With modern tv- and film-making techniques, many characters are composite creations. The characters we see onscreen or onstage have always been team efforts, with writers, directors, makeup artists, costume designers, special effects artists, production designers, and many other people all contributing to how a character is ultimately realized in front of us. Many different techniques go into something like the creation of Skinny Steve — he’s no more all Leander Deeny than he is all Chris Evans.
But as fandom dissects the anatomy of scenes in ever-increasing detail to get at microexpressions and the minutiae of body language, let’s recognize the anatomy in the scenes, too. I don’t mean to take away from the work Chris Evans or any other actors do (he is an amazing Steve Rogers and I love him tons), but fandom needs to do better in recognizing the bodies, the other people, who make up the characters we love and some of our very favourite shots of them. Chris Evans has an amazing body, but so does Leander Deeny — that body is beautiful; that body mimicked Chris Evans’s motions with amazing, skilled precision; that body moved Steve Rogers with emotion and grace and character.
Fandom should do better than productions and creators who fail to be transparent about the doubles in their productions. On the screen, suspension of disbelief is key and the goal is to make all the effort that went into the production vanish and leave only the product itself behind.

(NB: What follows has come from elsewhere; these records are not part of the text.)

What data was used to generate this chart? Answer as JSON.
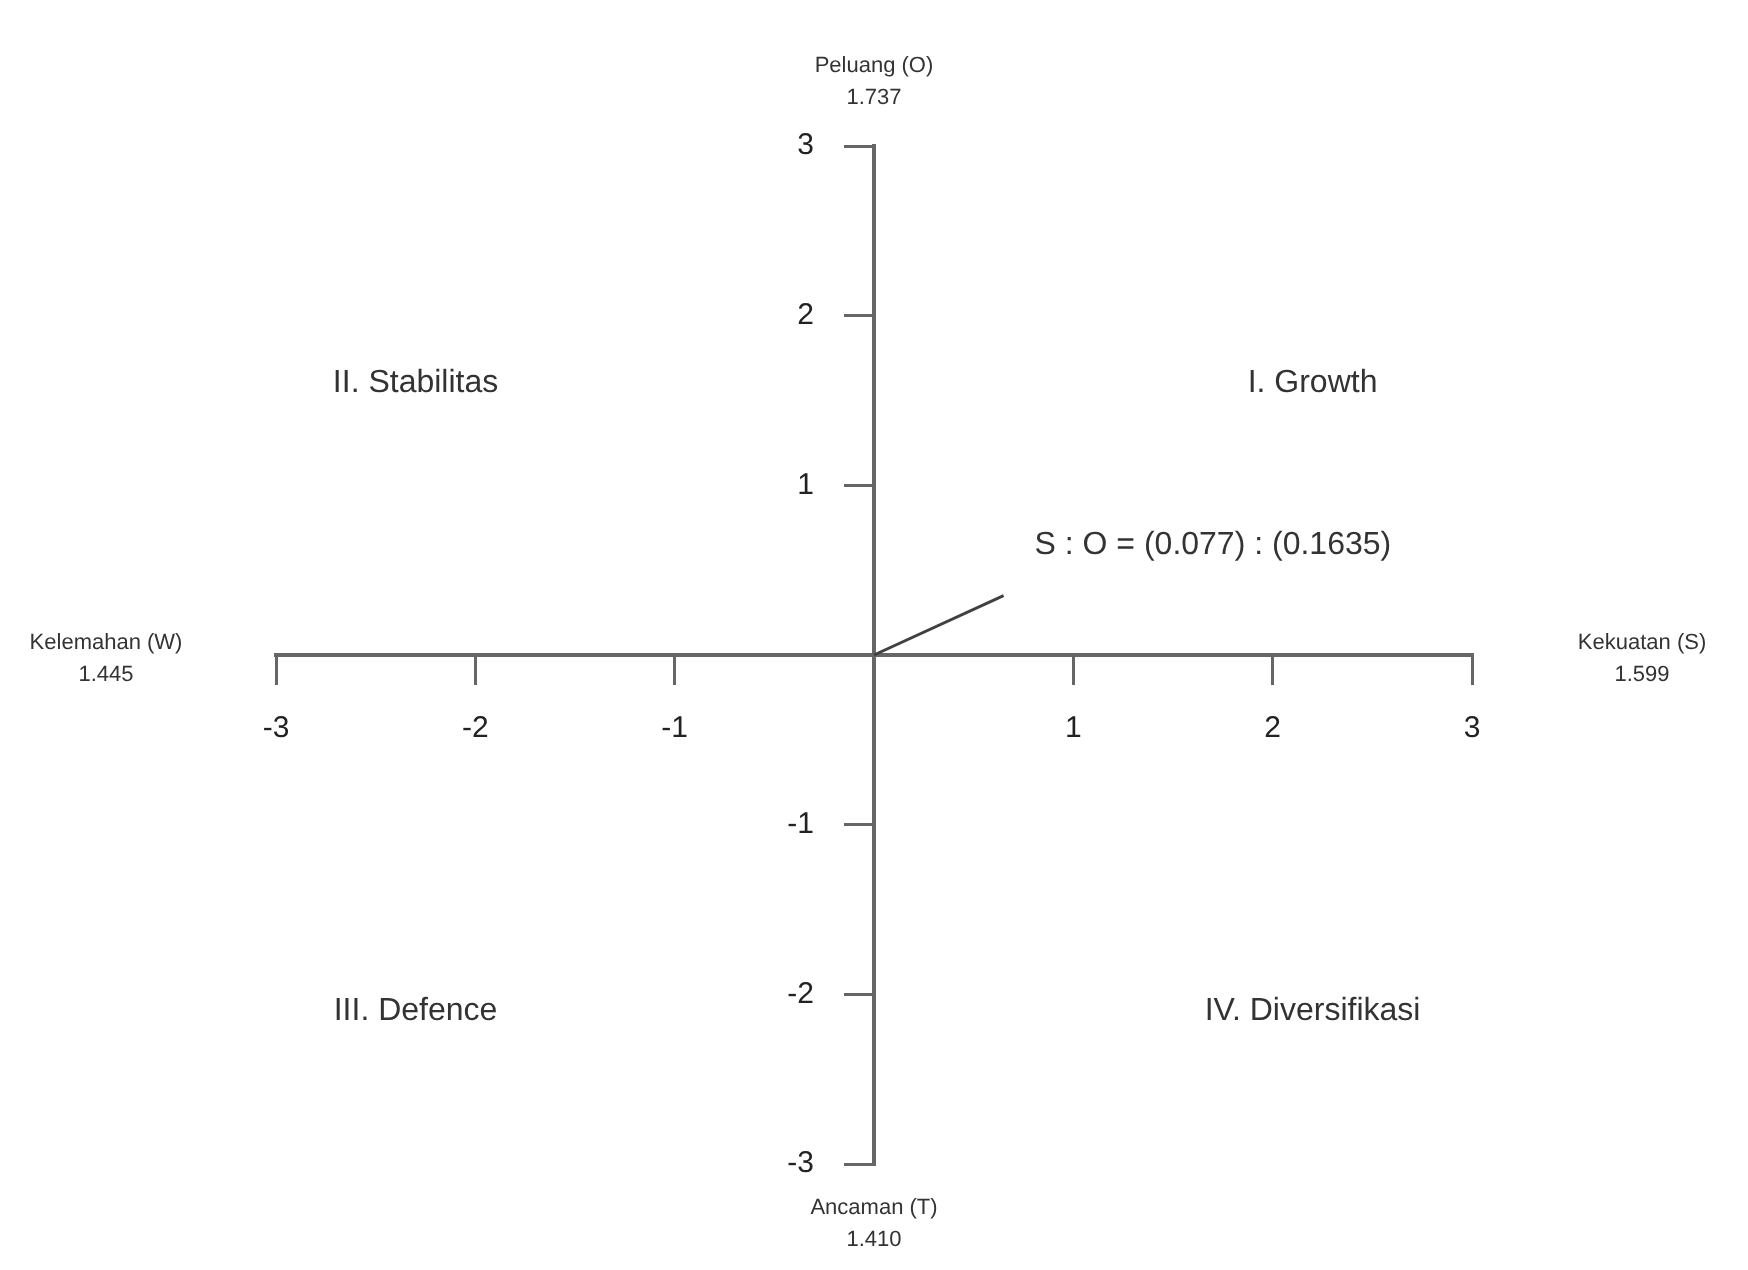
{
  "chart_data": {
    "type": "line",
    "x": [
      0,
      0.65
    ],
    "values": [
      0,
      0.35
    ],
    "color": "#404040",
    "xlim": [
      -3,
      3
    ],
    "ylim": [
      -3,
      3
    ],
    "xticks": [
      -3,
      -2,
      -1,
      1,
      2,
      3
    ],
    "yticks": [
      3,
      2,
      1,
      -1,
      -2,
      -3
    ],
    "grid": false,
    "legend": false,
    "marker": "none",
    "line_style": "solid",
    "annotations": [
      "Peluang (O)\n1.737",
      "Kekuatan (S)\n1.599",
      "Ancaman (T)\n1.410",
      "Kelemahan (W)\n1.445",
      "I. Growth",
      "II. Stabilitas",
      "III. Defence",
      "IV. Diversifikasi",
      "S : O = (0.077) : (0.1635)"
    ]
  }
}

But when the film is over and the episode ends, let’s remember everyone who helped make that happen.
[ Sam Hargrave (stunt double for Chris Evans) and James Young (stunt double for Sebastian Stan, and fight choreographer), seen from behind, exchange a fistbump while in costume on the set of Captain America: The Winter Soldier. Image via lifeofkj ]
I applaud these guys as much as the suit actors in my japanese tokusatsu shows. They do just as much work.
Hat’s off to them, and my thanks for all they do.